Altogether, the Wulsins collected 1,400 botanical and zoological specimens, and are equally credited to have brought back many 100's of unique photographs and documented Buddhist rituals. They also took hundreds of photographs of now destroyed Tibetan Temples, documented tribespeople and desert landscapes.

In 1926, National Geographic published one account of their expeditions, but Janet's considerable and scientically and historically worthy contributions went uncredited. Stray newspaper articles in the United States were often misleading or inaccurate about her significant role. The Wulsins returned to the United States in 1925, and later divorced. Elliott remarried Richard Hobart, a banker and collector of Chinese art.

Janet's role in her first husband's expeditions went largely uncredited until after her death in 1963, when her daughter, Mabel Cabot, found her mother's private letters and diaries and published Vanished Kingdoms (ISBN 0-641-68638-2), a biographical account of Janet's explorations featuring many of the magnificent black & white images taken during the long years of the mission. These photos remain among the very few recorded in these regions at the time.

During the Sino-Japanese War (1937–45) parts of Ningxia were incorporated into the Shaan-Gan-Ning border region (better known as the Ningxia-Hopei-Chahar Region).

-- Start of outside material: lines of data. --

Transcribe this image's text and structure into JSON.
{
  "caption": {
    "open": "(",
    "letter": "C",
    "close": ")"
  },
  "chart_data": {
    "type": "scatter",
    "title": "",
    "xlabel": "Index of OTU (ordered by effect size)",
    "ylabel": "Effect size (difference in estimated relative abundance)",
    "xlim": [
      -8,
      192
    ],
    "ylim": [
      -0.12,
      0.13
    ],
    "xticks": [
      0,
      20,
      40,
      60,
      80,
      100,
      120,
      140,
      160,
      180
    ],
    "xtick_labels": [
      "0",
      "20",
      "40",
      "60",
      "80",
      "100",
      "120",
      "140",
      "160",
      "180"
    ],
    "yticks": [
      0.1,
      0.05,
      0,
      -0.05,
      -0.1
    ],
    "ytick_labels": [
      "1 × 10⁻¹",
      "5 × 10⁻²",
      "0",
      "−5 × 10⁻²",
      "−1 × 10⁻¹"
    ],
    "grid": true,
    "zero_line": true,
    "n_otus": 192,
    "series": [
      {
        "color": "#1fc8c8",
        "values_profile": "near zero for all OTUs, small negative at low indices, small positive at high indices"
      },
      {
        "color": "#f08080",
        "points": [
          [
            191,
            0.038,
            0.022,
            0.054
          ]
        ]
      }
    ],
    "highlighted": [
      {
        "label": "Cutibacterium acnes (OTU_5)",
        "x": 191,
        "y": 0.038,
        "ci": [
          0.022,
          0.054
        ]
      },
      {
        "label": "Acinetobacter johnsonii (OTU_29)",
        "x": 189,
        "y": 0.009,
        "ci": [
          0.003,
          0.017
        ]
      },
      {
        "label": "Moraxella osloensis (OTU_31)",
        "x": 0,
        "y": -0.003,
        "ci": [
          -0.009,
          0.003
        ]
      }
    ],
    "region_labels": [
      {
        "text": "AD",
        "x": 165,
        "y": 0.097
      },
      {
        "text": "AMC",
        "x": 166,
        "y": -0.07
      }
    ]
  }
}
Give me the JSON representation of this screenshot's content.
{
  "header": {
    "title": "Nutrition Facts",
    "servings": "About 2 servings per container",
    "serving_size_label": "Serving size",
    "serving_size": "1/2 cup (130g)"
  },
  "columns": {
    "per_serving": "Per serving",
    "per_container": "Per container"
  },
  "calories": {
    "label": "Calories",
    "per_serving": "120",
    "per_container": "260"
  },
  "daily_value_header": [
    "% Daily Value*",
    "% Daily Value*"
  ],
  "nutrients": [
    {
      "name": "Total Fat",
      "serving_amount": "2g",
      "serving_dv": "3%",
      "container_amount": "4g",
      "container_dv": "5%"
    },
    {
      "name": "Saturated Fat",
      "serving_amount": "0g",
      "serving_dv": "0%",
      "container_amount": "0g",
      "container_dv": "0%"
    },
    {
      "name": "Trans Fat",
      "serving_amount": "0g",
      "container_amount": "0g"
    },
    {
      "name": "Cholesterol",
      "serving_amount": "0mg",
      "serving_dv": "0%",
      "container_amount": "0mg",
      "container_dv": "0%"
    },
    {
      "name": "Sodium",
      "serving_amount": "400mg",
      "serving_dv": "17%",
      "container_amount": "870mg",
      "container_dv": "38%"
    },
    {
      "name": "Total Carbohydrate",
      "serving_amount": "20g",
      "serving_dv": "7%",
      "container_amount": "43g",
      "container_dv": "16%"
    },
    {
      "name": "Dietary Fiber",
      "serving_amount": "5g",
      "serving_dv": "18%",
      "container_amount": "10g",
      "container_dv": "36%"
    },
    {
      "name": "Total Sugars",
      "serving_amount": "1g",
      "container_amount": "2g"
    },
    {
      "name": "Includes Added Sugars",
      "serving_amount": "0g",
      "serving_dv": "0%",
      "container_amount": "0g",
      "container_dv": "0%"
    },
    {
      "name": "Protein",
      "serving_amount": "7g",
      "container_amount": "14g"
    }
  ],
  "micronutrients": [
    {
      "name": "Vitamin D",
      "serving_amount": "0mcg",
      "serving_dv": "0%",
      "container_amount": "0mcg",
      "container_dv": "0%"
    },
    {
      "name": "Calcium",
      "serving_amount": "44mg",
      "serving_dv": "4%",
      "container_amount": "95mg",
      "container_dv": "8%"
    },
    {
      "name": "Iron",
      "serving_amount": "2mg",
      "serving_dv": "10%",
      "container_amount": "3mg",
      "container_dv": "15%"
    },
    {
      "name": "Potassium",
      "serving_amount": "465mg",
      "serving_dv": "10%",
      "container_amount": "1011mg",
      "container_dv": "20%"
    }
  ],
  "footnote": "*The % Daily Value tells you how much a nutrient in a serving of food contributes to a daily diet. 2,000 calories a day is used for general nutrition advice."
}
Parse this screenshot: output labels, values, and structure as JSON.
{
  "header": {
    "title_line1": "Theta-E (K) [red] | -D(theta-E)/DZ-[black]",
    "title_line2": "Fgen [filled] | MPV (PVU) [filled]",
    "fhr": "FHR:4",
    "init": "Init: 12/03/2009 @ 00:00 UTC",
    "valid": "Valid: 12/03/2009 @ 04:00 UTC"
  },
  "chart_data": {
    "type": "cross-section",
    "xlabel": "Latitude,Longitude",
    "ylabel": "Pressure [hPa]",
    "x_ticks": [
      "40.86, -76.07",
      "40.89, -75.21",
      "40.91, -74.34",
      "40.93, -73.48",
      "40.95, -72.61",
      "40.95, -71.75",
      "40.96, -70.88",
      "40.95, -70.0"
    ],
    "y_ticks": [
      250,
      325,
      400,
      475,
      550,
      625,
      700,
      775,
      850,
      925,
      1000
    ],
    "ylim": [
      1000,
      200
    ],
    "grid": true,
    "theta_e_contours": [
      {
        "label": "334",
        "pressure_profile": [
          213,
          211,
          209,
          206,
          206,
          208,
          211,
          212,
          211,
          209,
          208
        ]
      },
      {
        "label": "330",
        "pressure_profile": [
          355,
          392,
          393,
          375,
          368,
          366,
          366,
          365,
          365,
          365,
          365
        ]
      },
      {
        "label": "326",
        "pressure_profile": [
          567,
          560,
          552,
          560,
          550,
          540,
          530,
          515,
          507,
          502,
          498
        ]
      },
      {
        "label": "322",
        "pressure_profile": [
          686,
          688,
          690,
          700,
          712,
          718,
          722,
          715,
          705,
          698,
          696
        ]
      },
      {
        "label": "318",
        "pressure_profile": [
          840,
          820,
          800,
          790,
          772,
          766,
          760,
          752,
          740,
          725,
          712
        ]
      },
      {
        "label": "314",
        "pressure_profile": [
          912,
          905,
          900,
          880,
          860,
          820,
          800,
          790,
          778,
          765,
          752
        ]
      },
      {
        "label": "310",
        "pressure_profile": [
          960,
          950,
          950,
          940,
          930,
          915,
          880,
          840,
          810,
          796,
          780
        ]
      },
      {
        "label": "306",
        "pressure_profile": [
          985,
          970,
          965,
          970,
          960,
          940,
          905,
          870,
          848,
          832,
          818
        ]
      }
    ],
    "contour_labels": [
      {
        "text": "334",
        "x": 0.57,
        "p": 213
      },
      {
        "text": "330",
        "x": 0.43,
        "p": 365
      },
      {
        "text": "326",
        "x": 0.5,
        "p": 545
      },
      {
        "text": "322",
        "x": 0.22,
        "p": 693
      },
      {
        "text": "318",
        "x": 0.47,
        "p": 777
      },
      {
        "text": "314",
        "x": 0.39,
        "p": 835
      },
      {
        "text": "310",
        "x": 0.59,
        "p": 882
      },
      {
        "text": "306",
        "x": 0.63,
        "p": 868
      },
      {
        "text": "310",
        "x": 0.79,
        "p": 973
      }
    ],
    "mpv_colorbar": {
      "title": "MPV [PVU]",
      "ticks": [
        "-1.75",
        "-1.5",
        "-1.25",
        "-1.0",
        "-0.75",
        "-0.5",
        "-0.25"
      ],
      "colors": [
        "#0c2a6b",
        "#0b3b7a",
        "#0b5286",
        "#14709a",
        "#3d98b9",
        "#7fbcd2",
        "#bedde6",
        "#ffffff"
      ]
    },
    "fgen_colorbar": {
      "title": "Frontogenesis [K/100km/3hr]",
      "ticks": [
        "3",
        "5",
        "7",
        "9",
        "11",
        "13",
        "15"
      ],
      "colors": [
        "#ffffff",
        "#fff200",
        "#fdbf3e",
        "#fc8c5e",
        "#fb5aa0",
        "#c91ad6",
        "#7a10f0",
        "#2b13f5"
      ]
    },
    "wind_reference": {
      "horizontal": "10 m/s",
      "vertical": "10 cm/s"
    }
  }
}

Lying protected by many natural bariers and the lack of proper roads, Ningxia was for the time being protected from a full scale Japanese Military assault. While large scale Wars were still raging across the regions to the North and to the East, the main military threat in the Ningxia Region came from Japanese Aircraft not their mechanized armies. They could not penetrate there, or, of they did they could not hold on to the land. For this reason, it was in Shaanxi that a last Communist Soviet was in function, and this then was the Ningxia-Hopei-Chahar border region where -after their arrival from the Long March in 1936 AD- the Chinese Communist Party founded their new (and only) Communist Base Area.
Although support from the local peasantry was traditionally strong in other rural area's throughout China, in Ningxia -among the Muslims- enthusiasm for the Chinese Communist Party was far less high. The Communists usually appealed to local ethnic groups for support by proclaiming respect for their cultural and religious habits and promises of equality and far reaching political rights. However, although some Hui leaders joined the communists and rose to positions of influence in the Red Army and Party, most members of the then dominant Hui Ethnic Group distrusted these promises and were far more interested in their own independence through the ruling of their Leading Ma Clan (Ma=Horse, is a common name among the Hui) of Warlords, known in China as the Xibei San Ma brothers (literally "three Ma's of the northwest").